Runbook Assets

In the previous step, you learned about runbooks and what runbooks can automate. Let’s explore the Azure Automation assets that are available to you for use in your runbooks.

Azure Automation assets are resources (settings) that are globally available to be used in or associated with a runbook. There are currently six asset categories: Schedules, Modules, Certificates, Connections, Credentials and Variables:

As a best practice, you should always try to create global assets so that they can be used across your runbooks. This will save time and reduce the number of manual edits within individual runbooks.

Schedules

There may be instances that you want scripts to self-trigger at certain times of the day. The Automation schedule functionality gives you the ability to set up schedules for execution. It supports both single-trigger and multi-trigger schedules. A runbook can be linked to multiple schedules, and a schedule can have multiple runbooks linked to it.

Here is a schedule that runs every night at midnight. To retrieve the schedule, use the Azure PowerShell command Get-AzureRmAutomationSchedule:

Modules

A PowerShell module is a set of related Windows PowerShell functionalities grouped as a convenient unit. PowerShell modules can be imported as needed, and are often installed with a particular feature.

For example, if you add the Active Directory role to your server, the Active Directory PowerShell module with all the associated cmdlets will also be installed.

An Azure module asset isn’t very different from a PowerShell module. It’s simply a PowerShell module that optionally contains one additional file: A metadata file specifying an Azure Automation connection type to be used with the module.

For example, email modules typically include a connection type. Azure module assets can be imported to make their cmdlets available for use within runbooks and DSC configurations.

Certain module assets are shipped as global module assets in the Automation service. These global modules are available to you when you create an Automation account. Notice in the graphic Azure.Storage, AzureRM.Automation, and AzureRM.Compute. You can add additional modules by browsing the gallery:

Certificates

Certificates assets can be stored securely in Azure Automation so that they can be accessed by runbooks or DSC configurations by using the Get-AutomationCertificate activity. This allows you to create runbooks and DSC configurations that use certificates for authentication, or adds them to Azure or third-party resources:

Connections

Connection assets define the information required to connect to a service or application. The different types of connections that you can create are defined by the modules imported into Azure Automation:

After you select the connection type, a template that defines the properties needed by the connection will display. For example, the Azure module that comes preinstalled in Azure Automation contains a connection with fields for subscription ID and certificate, which is the information needed to manage your Azure resources programmatically. For example, the SMTPServerConnection type shows properties associated with email server connections:

The properties for a connection are stored securely in Azure Automation and can be accessed in the runbook with the Get-AutomationConnection activity.

Credentials

An Automation credential asset holds a PSCredential object that contains security credentials. For example, credentials could be your Microsoft Azure login username and password. Runbooks and DSC configurations can use the Get-AzureAutomationCredential cmdlet to authenticate applications and services:

Variables

Variable assets are persistent values that are available to all runbooks and DSC configurations in your Automation account. Variables can be String, Boolean, DateTime, Integer or Not Specified.

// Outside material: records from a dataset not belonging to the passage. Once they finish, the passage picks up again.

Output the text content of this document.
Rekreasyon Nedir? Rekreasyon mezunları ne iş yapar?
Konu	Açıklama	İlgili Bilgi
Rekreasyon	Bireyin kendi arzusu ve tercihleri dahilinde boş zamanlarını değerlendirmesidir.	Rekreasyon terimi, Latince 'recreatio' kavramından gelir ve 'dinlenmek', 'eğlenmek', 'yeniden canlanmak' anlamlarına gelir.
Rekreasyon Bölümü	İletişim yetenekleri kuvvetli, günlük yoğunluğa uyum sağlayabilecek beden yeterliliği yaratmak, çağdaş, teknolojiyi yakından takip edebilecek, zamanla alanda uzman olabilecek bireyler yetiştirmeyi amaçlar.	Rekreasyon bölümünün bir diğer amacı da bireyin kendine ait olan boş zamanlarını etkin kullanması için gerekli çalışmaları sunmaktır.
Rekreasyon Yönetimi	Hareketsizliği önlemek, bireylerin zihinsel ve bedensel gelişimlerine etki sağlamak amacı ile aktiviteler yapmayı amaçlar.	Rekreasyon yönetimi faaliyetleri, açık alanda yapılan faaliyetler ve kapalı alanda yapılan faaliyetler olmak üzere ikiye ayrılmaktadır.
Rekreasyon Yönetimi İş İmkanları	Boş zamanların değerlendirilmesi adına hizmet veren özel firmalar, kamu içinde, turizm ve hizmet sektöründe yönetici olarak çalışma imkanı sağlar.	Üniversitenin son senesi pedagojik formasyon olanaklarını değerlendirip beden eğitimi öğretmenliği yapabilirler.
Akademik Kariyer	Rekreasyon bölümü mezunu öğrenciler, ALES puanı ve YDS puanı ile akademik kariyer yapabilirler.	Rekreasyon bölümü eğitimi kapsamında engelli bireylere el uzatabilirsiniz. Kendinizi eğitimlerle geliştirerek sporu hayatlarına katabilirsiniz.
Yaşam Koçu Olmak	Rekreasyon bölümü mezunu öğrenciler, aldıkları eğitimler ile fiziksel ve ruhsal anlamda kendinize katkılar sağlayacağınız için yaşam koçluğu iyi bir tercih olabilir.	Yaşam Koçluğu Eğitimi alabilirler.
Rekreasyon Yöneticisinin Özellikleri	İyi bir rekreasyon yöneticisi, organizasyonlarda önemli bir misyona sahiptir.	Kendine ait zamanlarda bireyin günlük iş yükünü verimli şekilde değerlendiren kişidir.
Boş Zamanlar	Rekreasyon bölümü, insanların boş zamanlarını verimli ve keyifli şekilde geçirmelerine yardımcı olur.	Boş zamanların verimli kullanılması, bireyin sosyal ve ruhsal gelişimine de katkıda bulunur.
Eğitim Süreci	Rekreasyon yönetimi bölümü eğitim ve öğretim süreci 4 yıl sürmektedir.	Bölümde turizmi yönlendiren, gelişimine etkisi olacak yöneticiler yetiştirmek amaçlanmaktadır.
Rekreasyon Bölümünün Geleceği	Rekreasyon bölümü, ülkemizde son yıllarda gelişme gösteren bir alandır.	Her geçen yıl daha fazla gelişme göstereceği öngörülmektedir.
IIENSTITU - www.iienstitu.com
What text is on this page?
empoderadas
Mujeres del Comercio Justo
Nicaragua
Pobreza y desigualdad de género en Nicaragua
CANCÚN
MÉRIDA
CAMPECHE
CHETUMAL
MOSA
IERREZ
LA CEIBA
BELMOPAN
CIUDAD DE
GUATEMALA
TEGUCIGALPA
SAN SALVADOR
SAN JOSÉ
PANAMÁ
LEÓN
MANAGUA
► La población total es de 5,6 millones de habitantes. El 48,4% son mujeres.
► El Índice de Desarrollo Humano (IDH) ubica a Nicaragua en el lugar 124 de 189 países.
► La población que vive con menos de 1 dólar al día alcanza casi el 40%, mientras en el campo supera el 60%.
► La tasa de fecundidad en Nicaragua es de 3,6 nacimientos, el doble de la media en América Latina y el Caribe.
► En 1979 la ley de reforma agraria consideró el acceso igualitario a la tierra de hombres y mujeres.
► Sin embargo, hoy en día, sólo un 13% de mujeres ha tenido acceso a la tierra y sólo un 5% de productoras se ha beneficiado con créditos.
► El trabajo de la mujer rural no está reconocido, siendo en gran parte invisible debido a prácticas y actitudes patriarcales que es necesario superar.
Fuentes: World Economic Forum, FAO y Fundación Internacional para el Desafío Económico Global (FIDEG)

Variable assets can be encrypted along with credentials, certificates, and connections assets. These assets are encrypted and stored in Azure Automation by using a unique key that is generated for each Automation account.

To retrieve an unencrypted variable, use the Get-AzureAutomationVariable command. To retrieve any encryption assets, use a Get-AutomationVariable activity in a runbook or DSC configuration:

Automation variables are useful for:

• Sharing a value among multiple runbooks or DSC configurations.
• Sharing a value among multiple jobs from the same runbook or DSC configuration.
• Managing a value from the portal or from the Windows PowerShell command-line that’s used by runbooks or DSC configurations, such as a set of common configuration items like a specific list of virtual machine (VM) names, a specific resource group, or an Active Directory domain name.